Before The Dark Knight, The Avengers and Wonder Woman, there was Spider-Man. Sam Raimi’s 2002 film about an anxious teen who gets bit by a radioactive spider helped launch the superhero-saturated era we live in today. For whatever reason, we just can’t seem to let go of that kid from Queens. Over the past 15 years, audiences have been treated to nine different Spider-Man productions: seven live-action films starring three different actors as Peter Parker, one animated film and one ill-fated musical.
Spider-Man has always been the most relatable superhero. He’s not a genius (The Hulk) or a billionaire (Iron Man) or a god (Thor). He’s a high schooler who can’t seem to finish his homework before swinging off to stop the latest bad guy who decided to use sketchy technology to destroy the world, all while dressed up in a whimsical costume (a goblin, a lizard, a vulture). Some of Hollywood’s biggest stars — Kirsten Dunst, James Franco, Emma Stone — got their starts in these blockbuster films.
Tom Holland is the latest actor to launch a career with a Spider-Man movie. In his first few films, Holland’s Peter is less anxious and more awkward than the previous two Peters.
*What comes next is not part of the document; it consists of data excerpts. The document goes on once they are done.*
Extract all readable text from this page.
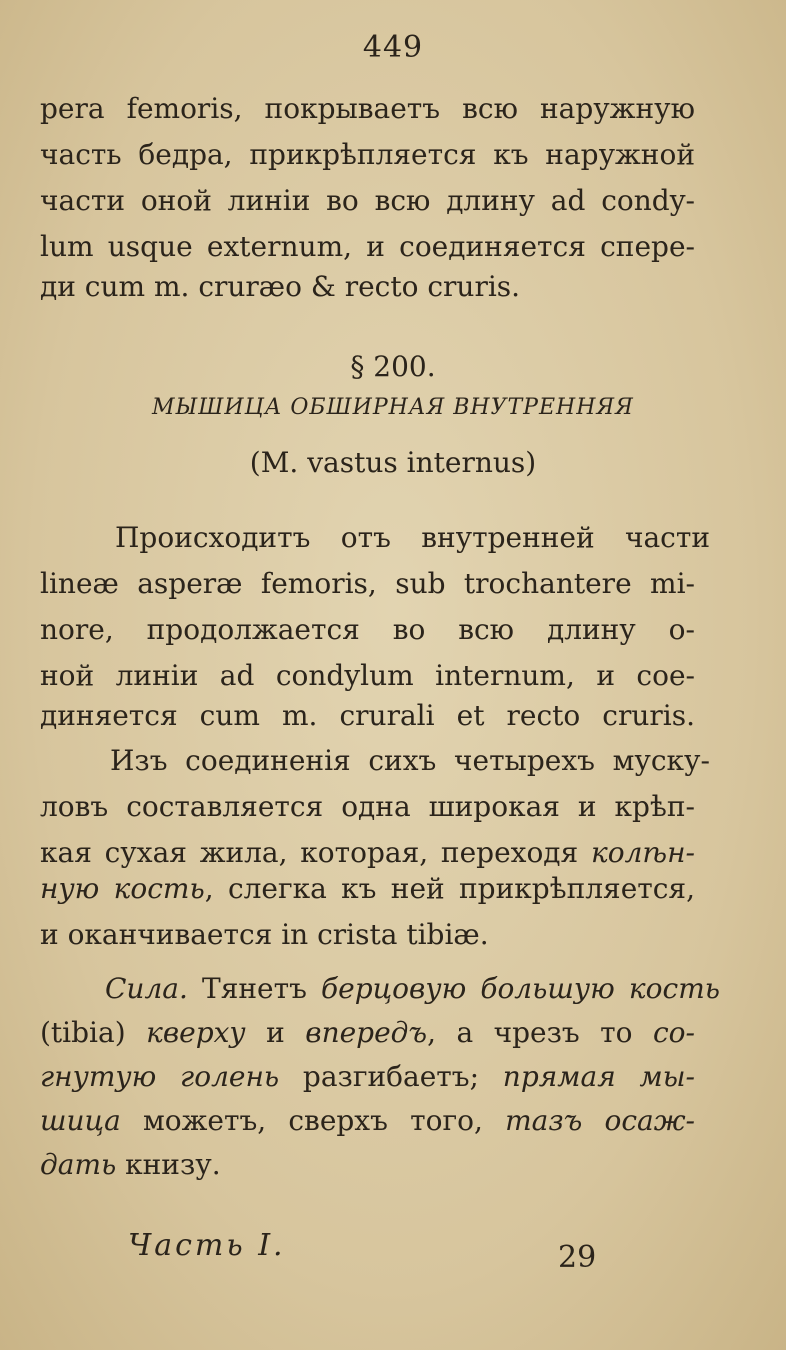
449
pera femoris, покрываетъ всю наружную
часть бедра, прикрѣпляется къ наружной
части оной линіи во всю длину ad condy-
lum usque externum, и соединяется спере-
ди cum m. cruræo & recto cruris.
§ 200.
МЫШИЦА ОБШИРНАЯ ВНУТРЕННЯЯ
(M. vastus internus)
Происходитъ отъ внутренней части
lineæ asperæ femoris, sub trochantere mi-
nore, продолжается во всю длину о-
ной линіи ad condylum internum, и соe-
диняется cum m. crurali et recto cruris.
Изъ соединенія сихъ четырехъ муску-
ловъ составляется одна широкая и крѣп-
кая сухая жила, которая, переходя колѣн-
ную кость, слегка къ ней прикрѣпляется,
и оканчивается in crista tibiæ.
Сила. Тянетъ берцовую большую кость
(tibia) кверху и впередъ, а чрезъ то со-
гнутую голень разгибаетъ; прямая мы-
шица можетъ, сверхъ того, тазъ осаж-
дать книзу.
Часть I.	29
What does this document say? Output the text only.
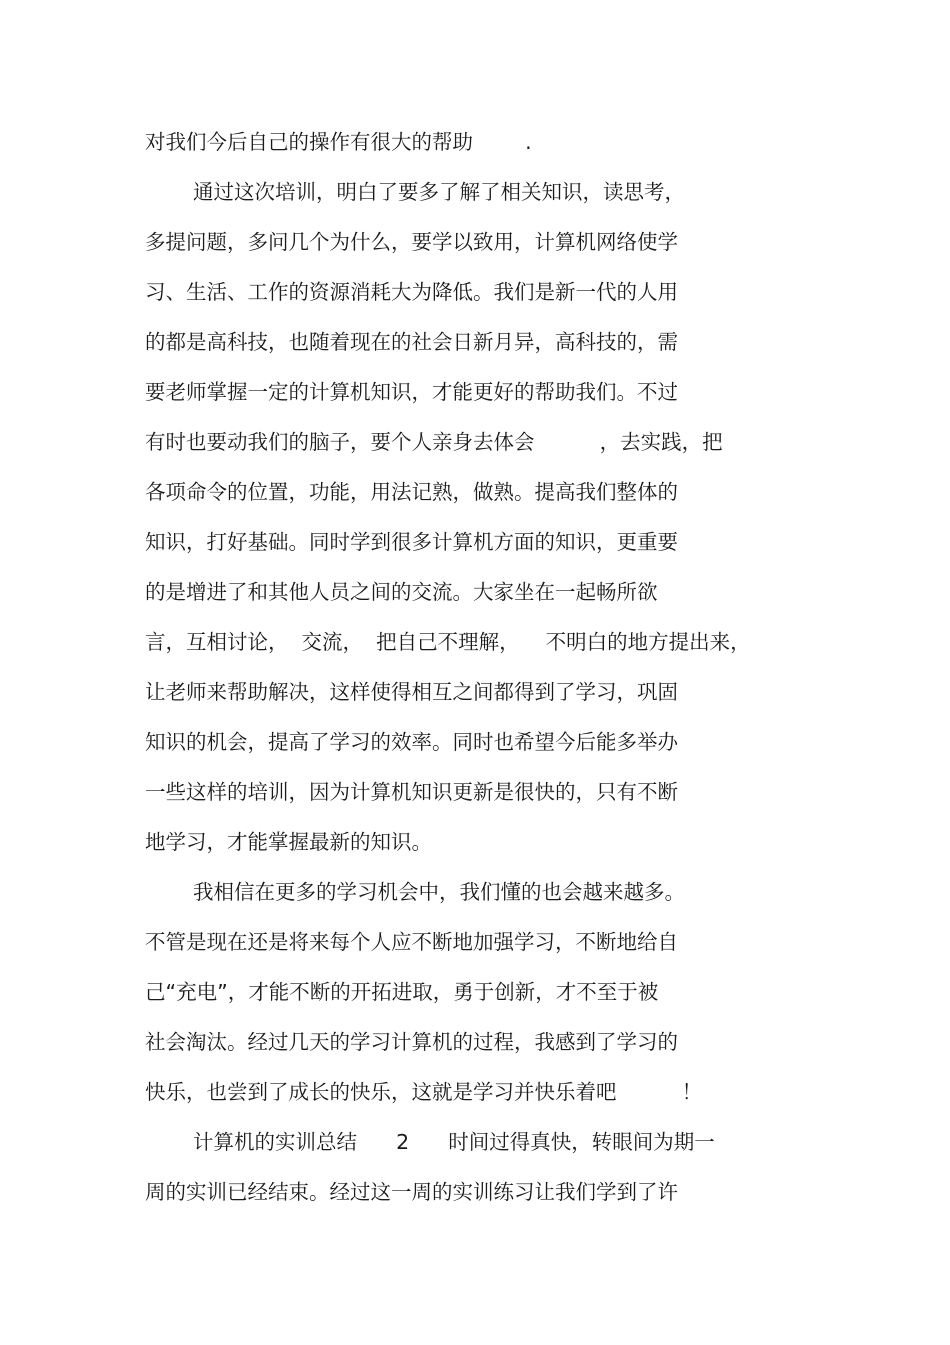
对我们今后自己的操作有很大的帮助        .

通过这次培训，明白了要多了解了相关知识，读思考，

多提问题，多问几个为什么，要学以致用，计算机网络使学

习、生活、工作的资源消耗大为降低。我们是新一代的人用

的都是高科技，也随着现在的社会日新月异，高科技的，需

要老师掌握一定的计算机知识，才能更好的帮助我们。不过

有时也要动我们的脑子，要个人亲身去体会          ，去实践，把

各项命令的位置，功能，用法记熟，做熟。提高我们整体的

知识，打好基础。同时学到很多计算机方面的知识，更重要

的是增进了和其他人员之间的交流。大家坐在一起畅所欲

言，互相讨论，  交流，  把自己不理解，    不明白的地方提出来，

让老师来帮助解决，这样使得相互之间都得到了学习，巩固

知识的机会，提高了学习的效率。同时也希望今后能多举办

一些这样的培训，因为计算机知识更新是很快的，只有不断

地学习，才能掌握最新的知识。

我相信在更多的学习机会中，我们懂的也会越来越多。

不管是现在还是将来每个人应不断地加强学习，不断地给自

己“充电”，才能不断的开拓进取，勇于创新，才不至于被

社会淘汰。经过几天的学习计算机的过程，我感到了学习的

快乐，也尝到了成长的快乐，这就是学习并快乐着吧          ！

计算机的实训总结      2      时间过得真快，转眼间为期一

周的实训已经结束。经过这一周的实训练习让我们学到了许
But all three versions are united by a sweetness and basic sense of decency that’s rare in superheroes. But which Spidey reigns supreme? We ranked all the Spider-Man films — and that one doomed stage production — from worst to best. Here’s how the latest entry in the series, Spider-Man: No Way Home, stacks up.
9. The Amazing Spider-Man 2 (2014)
Marc Webb’s sequel to his reboot of the Spider-Man series wasted much of the goodwill he built up in the strong first film. A promise by Peter Parker to Gwen Stacey’s father to keep her away from bad guys leaves the movie’s best asset, a wry Emma Stone, on the sidelines for most of the film. Jamie Foxx becomes unrecognizable once he glows blue with evil powers. Paul Giamatti shows up far too late in the movie’s run as a rhino. And the new Norman and Harry Osborn, played by Chris Cooper and Dane DeHaan, hardly compare to earlier versions played by Willem Dafoe and James Franco.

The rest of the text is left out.